Wells Fargo & Co. has attracted the attention of Berkshire Hathaway Inc. (BRK.A)(BRK.B), the famous Warren Buffet company. Buffet is the second richest person in the world and accumulated his wealth through investments. With Bill Gates being the richest person, Warren Buffet is the richest investor in the world. Berkshire Hathaway has had a holding in Wells Fargo & Co. for years, but they have recently increased their stake.
Financials
Wells Fargo made an 18.1% gross profit and a 16.7% net profit in 2011. For every $1 of assets it owns, it has $0.88.8 of debt.
JPMorgan Chase managed to make an 87.7% gross profit and a 17.1% net profit in the same year. However, while the gross profit seems large, this is due to certain expenses, like compensation and provision for credit losses being counted as expenses instead of direct costs to their sales. While this is normal accounting practice, it is important to highlight this when making a decision about these ratios. For every $1 of assets it owns, it has $0.91.8 or $0.92 (rounded up) of debt.

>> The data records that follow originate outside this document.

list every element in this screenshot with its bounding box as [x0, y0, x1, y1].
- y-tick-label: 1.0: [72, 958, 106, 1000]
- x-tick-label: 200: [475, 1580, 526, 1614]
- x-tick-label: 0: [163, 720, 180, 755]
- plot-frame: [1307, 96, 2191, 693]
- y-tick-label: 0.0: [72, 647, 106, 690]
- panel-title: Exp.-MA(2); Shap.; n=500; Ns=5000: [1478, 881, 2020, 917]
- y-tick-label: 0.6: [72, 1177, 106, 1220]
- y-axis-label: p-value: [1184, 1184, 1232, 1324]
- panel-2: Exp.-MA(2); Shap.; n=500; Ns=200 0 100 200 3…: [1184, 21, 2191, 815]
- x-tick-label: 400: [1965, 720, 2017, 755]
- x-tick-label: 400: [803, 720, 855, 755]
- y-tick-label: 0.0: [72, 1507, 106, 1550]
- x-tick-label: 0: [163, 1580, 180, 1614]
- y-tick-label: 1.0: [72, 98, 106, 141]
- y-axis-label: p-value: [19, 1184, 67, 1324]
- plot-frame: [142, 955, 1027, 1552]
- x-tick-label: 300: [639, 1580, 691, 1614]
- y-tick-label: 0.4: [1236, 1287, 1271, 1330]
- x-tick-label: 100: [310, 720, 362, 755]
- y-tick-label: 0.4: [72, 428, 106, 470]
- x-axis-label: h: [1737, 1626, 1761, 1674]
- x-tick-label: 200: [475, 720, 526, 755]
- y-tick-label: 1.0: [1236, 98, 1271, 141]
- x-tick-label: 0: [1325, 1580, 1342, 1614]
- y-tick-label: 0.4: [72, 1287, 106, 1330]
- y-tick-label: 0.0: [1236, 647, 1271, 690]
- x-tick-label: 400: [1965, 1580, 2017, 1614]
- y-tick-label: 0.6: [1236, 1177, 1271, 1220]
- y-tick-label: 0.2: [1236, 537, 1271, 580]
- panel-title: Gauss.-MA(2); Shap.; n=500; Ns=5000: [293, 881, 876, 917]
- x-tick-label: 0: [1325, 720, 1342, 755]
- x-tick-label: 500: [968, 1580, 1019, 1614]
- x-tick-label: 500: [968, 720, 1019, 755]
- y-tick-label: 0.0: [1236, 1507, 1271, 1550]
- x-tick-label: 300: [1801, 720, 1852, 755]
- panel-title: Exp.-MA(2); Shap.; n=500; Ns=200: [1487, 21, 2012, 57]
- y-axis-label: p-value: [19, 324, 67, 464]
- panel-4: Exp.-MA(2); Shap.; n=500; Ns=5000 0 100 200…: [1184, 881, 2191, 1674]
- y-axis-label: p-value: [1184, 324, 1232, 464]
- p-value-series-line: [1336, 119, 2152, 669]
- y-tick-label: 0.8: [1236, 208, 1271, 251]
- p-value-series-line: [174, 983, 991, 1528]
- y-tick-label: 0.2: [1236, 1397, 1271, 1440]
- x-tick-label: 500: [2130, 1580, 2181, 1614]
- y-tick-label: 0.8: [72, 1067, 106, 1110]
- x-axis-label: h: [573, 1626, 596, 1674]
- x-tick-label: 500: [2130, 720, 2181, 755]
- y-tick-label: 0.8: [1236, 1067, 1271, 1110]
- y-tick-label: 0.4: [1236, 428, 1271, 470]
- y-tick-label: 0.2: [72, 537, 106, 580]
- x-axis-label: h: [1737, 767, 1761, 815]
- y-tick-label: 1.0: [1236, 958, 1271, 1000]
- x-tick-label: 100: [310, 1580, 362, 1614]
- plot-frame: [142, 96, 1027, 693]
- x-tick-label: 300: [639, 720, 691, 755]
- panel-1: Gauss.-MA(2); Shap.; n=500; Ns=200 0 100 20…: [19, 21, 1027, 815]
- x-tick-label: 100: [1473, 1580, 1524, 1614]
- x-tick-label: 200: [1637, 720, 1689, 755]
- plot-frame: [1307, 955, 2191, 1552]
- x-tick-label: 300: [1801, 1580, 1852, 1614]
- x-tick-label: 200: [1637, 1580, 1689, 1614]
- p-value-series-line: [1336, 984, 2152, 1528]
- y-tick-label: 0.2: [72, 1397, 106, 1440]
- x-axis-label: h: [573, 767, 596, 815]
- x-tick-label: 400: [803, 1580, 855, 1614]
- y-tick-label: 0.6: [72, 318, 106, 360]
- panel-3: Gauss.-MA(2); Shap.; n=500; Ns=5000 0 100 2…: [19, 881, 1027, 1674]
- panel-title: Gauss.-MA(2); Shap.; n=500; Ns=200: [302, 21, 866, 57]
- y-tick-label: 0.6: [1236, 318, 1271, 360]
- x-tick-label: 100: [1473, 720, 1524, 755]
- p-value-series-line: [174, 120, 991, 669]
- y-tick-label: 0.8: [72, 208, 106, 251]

U.S. Bancorp made a 22.3% gross profit and 24.02% net profit in the same year – a higher net profit due to extra, unrealized income (one off incomes). For every $1 of assets it owns, it has $0.89.7 of debt.
I haven't discussed the levels of debt for each individual company as it's important to bring all three levels together. They will inevitably be high for all three due to the effect that the financial crisis had on all financial companies. If these companies possessed more debt than assets, then there would be cause to worry about the risk of the stocks. However, that doesn't mean that these high levels of debt are completely risk free, any high level of debt is riskier than a low level of debt.
Conclusion
Wells Fargo & Co is making a decent gross profit and net profit. While it has a reasonably high amount of debt, it most likely is due to the financial crisis. However, this doesn't completely take the risk out of this stock; all financial stocks are risky at the moment. This is why it's important to break this stock evaluation in two. If you're willing to take on this risk and put it down to the crisis, then this would be a BUY. If the famous Buffet has increased his stake in this company, there most certainly must be a reason why. However, if this seems far too risky, as this level of debt may not be entirely down to the crisis, then this stock would be a HOLD. If this is the case, I would rate all financial stocks as HOLD as the financial market needs to recover before investments are made.